Future-Proofing Your Database: Escaping MongoDB Schema Anti-Patterns
Overview
MongoDB’s flexible document model is a powerful asset, but with great flexibility comes the great responsibility of proper design. Unlike relational databases that enforce strict structure, MongoDB allows you to create your own structure, and it’s easy to fall into schema design anti-patterns that severely cripple performance, scalability, and maintainability.
This article outlines the most critical MongoDB schema anti-patterns and provides some guidance on how to avoid them.
MongoDB Schema Anti-Patterns
Let’s list the most common schema anti-patterns for MongoDB. The following sections will elaborate on each of these Anti-Patterns with examples.
Massive Arrays or Expanding Arrays in the Document
Large no of Collections
Missing or Inappropriate Indexes
Massive Arrays Or Expanding Arrays in the Document
MongoDB offers flexibility in using different data types within documents.
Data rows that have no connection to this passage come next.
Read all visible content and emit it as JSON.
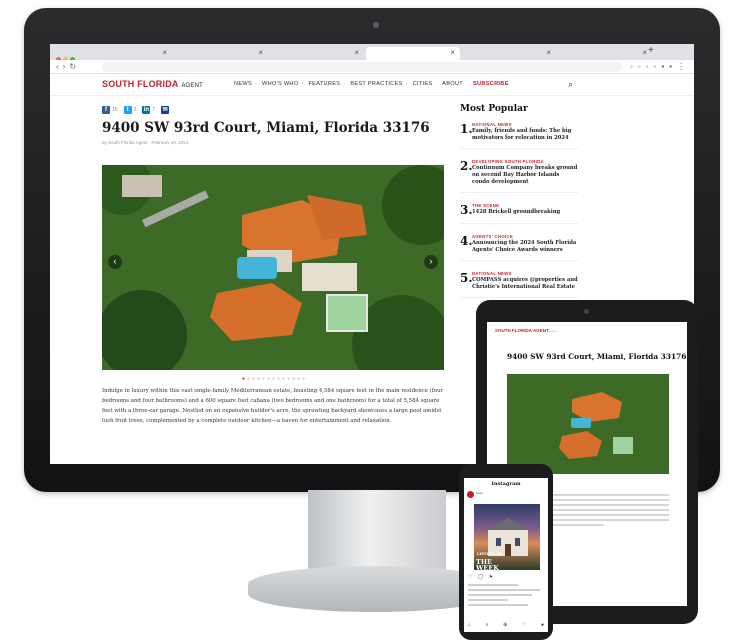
{
  "site": {
    "logo_main": "SOUTH FLORIDA",
    "logo_sub": "AGENT",
    "nav": [
      "NEWS",
      "WHO'S WHO",
      "FEATURES",
      "BEST PRACTICES",
      "CITIES",
      "ABOUT"
    ],
    "subscribe": "SUBSCRIBE"
  },
  "article": {
    "title": "9400 SW 93rd Court, Miami, Florida 33176",
    "byline": "by South Florida Agent  ·  February 20, 2024",
    "share_counts": [
      "15",
      "2",
      "7"
    ],
    "body": "Indulge in luxury within this vast single-family Mediterranean estate, boasting 4,584 square feet in the main residence (four bedrooms and four bathrooms) and a 600 square foot cabana (two bedrooms and one bathroom) for a total of 5,584 square feet with a three-car garage. Nestled on an expansive builder's acre, the sprawling backyard showcases a large pool amidst lush fruit trees, complemented by a complete outdoor kitchen—a haven for entertainment and relaxation."
  },
  "popular": {
    "title": "Most Popular",
    "items": [
      {
        "num": "1.",
        "category": "NATIONAL NEWS",
        "title": "Family, friends and funds: The big motivators for relocation in 2024"
      },
      {
        "num": "2.",
        "category": "DEVELOPING SOUTH FLORIDA",
        "title": "Continuum Company breaks ground on second Bay Harbor Islands condo development"
      },
      {
        "num": "3.",
        "category": "THE SCENE",
        "title": "1428 Brickell groundbreaking"
      },
      {
        "num": "4.",
        "category": "AGENTS' CHOICE",
        "title": "Announcing the 2024 South Florida Agents' Choice Awards winners"
      },
      {
        "num": "5.",
        "category": "NATIONAL NEWS",
        "title": "COMPASS acquires @properties and Christie's International Real Estate"
      }
    ]
  },
  "phone": {
    "app_title": "Instagram",
    "overlay_small": "LISTING OF",
    "overlay_big": "THE\nWEEK"
  },
  "colors": {
    "brand_red": "#c41f28",
    "facebook": "#3b5998",
    "twitter": "#1da1f2",
    "linkedin": "#0077b5",
    "email": "#1a3d8f"
  }
}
This anti-pattern occurs when there is an array of embedded documents part of a single parent document.
This anti-pattern can exceed the 16 MB document limit set for MongoDB documents, as the embedded array size may grow. Additionally, this anti-pattern can degrade write performance when updating documents, as each new array element will necessitate a document update.
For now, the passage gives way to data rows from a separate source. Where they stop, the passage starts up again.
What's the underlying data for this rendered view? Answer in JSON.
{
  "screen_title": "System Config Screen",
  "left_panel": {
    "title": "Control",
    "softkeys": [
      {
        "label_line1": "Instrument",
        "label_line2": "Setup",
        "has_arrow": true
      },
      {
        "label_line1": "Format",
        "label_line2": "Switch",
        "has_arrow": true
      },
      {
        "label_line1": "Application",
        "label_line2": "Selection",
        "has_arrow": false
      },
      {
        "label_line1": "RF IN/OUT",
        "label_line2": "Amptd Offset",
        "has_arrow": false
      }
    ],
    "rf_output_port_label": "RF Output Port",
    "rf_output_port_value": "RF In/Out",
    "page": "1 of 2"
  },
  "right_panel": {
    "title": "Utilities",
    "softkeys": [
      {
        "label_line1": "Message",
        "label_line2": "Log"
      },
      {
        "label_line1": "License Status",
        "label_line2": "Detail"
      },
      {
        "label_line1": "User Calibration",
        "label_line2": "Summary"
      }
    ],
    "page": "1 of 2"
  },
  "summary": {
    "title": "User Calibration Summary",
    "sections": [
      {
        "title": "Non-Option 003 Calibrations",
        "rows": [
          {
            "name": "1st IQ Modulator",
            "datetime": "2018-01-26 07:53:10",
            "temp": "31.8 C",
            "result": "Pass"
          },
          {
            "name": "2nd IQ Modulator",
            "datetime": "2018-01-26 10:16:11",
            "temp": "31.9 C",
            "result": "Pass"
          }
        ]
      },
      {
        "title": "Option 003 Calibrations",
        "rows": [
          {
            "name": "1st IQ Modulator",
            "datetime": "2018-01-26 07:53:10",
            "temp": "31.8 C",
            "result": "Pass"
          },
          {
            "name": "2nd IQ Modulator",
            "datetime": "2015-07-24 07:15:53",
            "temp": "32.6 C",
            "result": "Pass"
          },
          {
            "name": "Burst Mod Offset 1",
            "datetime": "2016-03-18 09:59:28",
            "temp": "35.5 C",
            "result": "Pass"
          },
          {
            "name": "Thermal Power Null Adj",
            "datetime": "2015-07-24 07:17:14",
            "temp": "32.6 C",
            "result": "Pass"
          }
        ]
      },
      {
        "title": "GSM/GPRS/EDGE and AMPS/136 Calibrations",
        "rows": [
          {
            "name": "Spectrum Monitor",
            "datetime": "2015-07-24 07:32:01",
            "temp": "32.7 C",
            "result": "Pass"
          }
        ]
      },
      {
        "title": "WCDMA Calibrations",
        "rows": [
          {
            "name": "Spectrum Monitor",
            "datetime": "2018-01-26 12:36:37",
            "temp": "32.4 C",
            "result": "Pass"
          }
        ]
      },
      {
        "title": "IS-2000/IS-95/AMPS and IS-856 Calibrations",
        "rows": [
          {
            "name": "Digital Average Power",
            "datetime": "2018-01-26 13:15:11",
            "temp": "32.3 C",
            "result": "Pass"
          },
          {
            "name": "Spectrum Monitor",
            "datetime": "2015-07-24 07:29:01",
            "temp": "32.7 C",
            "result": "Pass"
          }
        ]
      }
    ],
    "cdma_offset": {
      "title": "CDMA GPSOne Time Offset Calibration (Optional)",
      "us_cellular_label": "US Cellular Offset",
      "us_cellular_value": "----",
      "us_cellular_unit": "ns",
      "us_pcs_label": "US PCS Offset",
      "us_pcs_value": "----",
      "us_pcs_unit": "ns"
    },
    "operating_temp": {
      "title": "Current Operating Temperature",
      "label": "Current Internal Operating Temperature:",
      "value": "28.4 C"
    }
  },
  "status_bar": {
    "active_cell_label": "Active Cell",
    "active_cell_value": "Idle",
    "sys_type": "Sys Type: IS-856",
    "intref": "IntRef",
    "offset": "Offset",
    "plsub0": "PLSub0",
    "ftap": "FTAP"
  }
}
To elaborate further, let’s consider an example of a retail Franchise/Brand as a MongoDB Document and Stores of a Franchise as an array of embedded documents. Below is the representation of the Franchise document with an embedded array of Franchise Store documents.
{
“_id”: {
“$oid”: “6886f4a4c4000515fa32c494”
},
“name”: “testFranchise”,
“description”: “test franchise for beverage”,
“isActive”: false,
“isDeleted”: false,
“owner”: “testOwner”,
“attributes”: {
“beverage”: “tea”
},
“address”: {
“_id”: “test-addr”,
“address”: “ABC”,
“pincode”: “411021”,
“country”: “INDIA”,
“state”: “MH”,
“city”: “nagar”
},
“stores”: [
{
“_id”: {
“$oid”: “6886f5470b5546496e68f80a”
},
“name”: “testStore”,
“description”: “test store for beverage”,
“franchiseId”: “6886f4a4c4000515fa32c494”,
“address”: {
“_id”: “test-addr”,
“address”: “ABC”,
“pincode”: “411022”,
“country”: “INDIA”,
“state”: “MH”,
“city”: “nagar”
},
“attributes”: {
“beverage”: “tea”
}
},
{
“_id”: {
“$oid”: “6886f5470b5546496e68f8bb”
},
“name”: “test-Store-2”,
“description”: “test store for beverage”,
“franchiseId”: “6886f4a4c4000515fa32c494”,
“address”: {
“_id”: “test-addr-pune”,
“address”: “ABC”,
“pincode”: “411028”,
“country”: “INDIA”,
“state”: “MH”,
“city”: “pune”
},
“attributes”: {
“beverage”: “tea”
}
}
]
}The store array could keep growing as the franchise adds/opens more stores in the future.
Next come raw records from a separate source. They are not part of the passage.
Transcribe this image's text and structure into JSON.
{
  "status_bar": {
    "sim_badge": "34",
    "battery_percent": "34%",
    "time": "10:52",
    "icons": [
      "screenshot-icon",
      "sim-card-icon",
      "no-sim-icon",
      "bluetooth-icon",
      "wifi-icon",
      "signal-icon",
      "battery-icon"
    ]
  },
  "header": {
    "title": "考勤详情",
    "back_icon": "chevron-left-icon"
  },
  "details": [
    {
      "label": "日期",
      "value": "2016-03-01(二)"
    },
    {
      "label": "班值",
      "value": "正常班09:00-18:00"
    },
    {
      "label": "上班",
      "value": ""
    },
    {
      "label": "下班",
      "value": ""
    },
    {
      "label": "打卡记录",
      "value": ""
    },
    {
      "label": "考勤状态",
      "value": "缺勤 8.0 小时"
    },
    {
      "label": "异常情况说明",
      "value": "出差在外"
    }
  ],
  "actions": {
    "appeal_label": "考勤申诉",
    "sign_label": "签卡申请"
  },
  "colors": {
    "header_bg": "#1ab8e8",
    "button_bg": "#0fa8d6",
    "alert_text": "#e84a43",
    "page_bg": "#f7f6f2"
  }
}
This anti-pattern could be avoided by adopting/implementing the schema design as below
{
“_id”: {
“$oid”: “6886f5470b5546496e68f8bb”
},
“name”: “test-Store-2”,
“description”: “test store for beverage”,
“address”: {
“_id”: “test-addr-pune”,
“address”: “ABC”,
“pincode”: “411028”,
“country”: “INDIA”,
“state”: “MH”,
“city”: “pune”
},
“attributes”: {
“beverage”: “tea”
},
“franchise”: {
“id”: “6886f4a4c4000515fa32c494”,
“name”: “testFranchise”,
“description”: “test franchise for beverage”,
“isActive”: false,
“isDeleted”: false,
“owner”: “testOwner”,
“attributes”: {
“beverage”: “tea”
}
}
}In the above example, the Store document contains Franchise information. This removes the risk of an ever-growing array of Store documents that were embedded as part of the Franchise Document.
Large no of Collections
With MongoDB, today, one can create a document collection per document type. So if a product or an application is using MongoDB to store data for its domain objects, etc., and if the product overall deals with more than 5000 domain objects, it would eventually create 5000 collections, each collection having documents related to a domain object. Storing more collections in MongoDB is an anti-pattern, as it may degrade the performance of the database overall. As of today, MongoDB recommends having 10000 collections.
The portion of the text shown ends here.